ERSS personnel on ships in the U.S. Pacific Fleet will be designated as a 48-hour, deployment team providing support to the operational commander across the range of military operations through a rapidly deployable, lightweight, scalable and adaptable response capability that is fully operationally capable on site within 96 hours of activation.
"The goal for this week is to identify and train two ERSS teams ready to deploy and provide forward resuscitative care in support of the range of military operations within Pacific Fleet area of operations," said Lt. Cmdr. Wil Morales, Chief of Medical Plans and Operations for U.S. Pacific Fleet Health Services. "We want to know the conflicts of bringing the team to different ship platforms."
According to Morales, the success of the ERSS exercises aboard USS Germantown and USS Fitzgerald in Yokosuka will determine if COMPACFLT will establish a permanent ERSS for the U.S. Pacific Fleet.
Once the ERSS team is officially established, COMPACFLT will look to further training on various medical exercises in the U.S. Pacific Fleet in order to maintain medical qualifications and operational readiness.
"To be a part of this team from the ground floor is exciting because we have the opportunity to mold ERSS teams in the U.S. Pacific Fleet," said Carstairs. "Hopefully through training and exercises we can come up with a platform that is really complete and ready to go and take care of patients."

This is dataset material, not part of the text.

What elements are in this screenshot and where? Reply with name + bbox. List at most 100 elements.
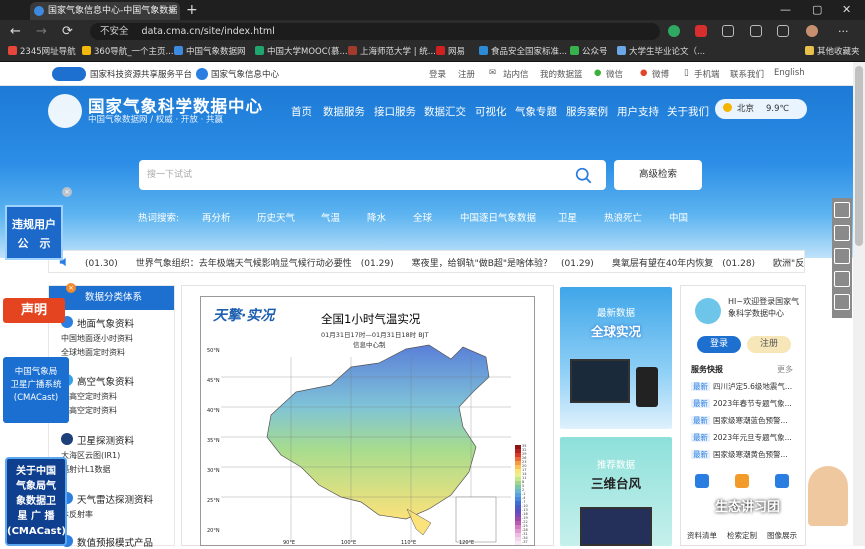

Visiting medical personnel such as Intensive Care Unit nurse Lt.j.g. Lexus Anderson hopes to see the ERSS concept implemented to all ships in U.S. 7th Fleet.
"Being out here and seeing two different platforms can put in perspective the way we have to do logistical planning and what medical supplies to bring in case of emergency," said Anderson. "ERSS will be a very good asset to 7th Fleet. We will cover so much and our mission will be so much greater."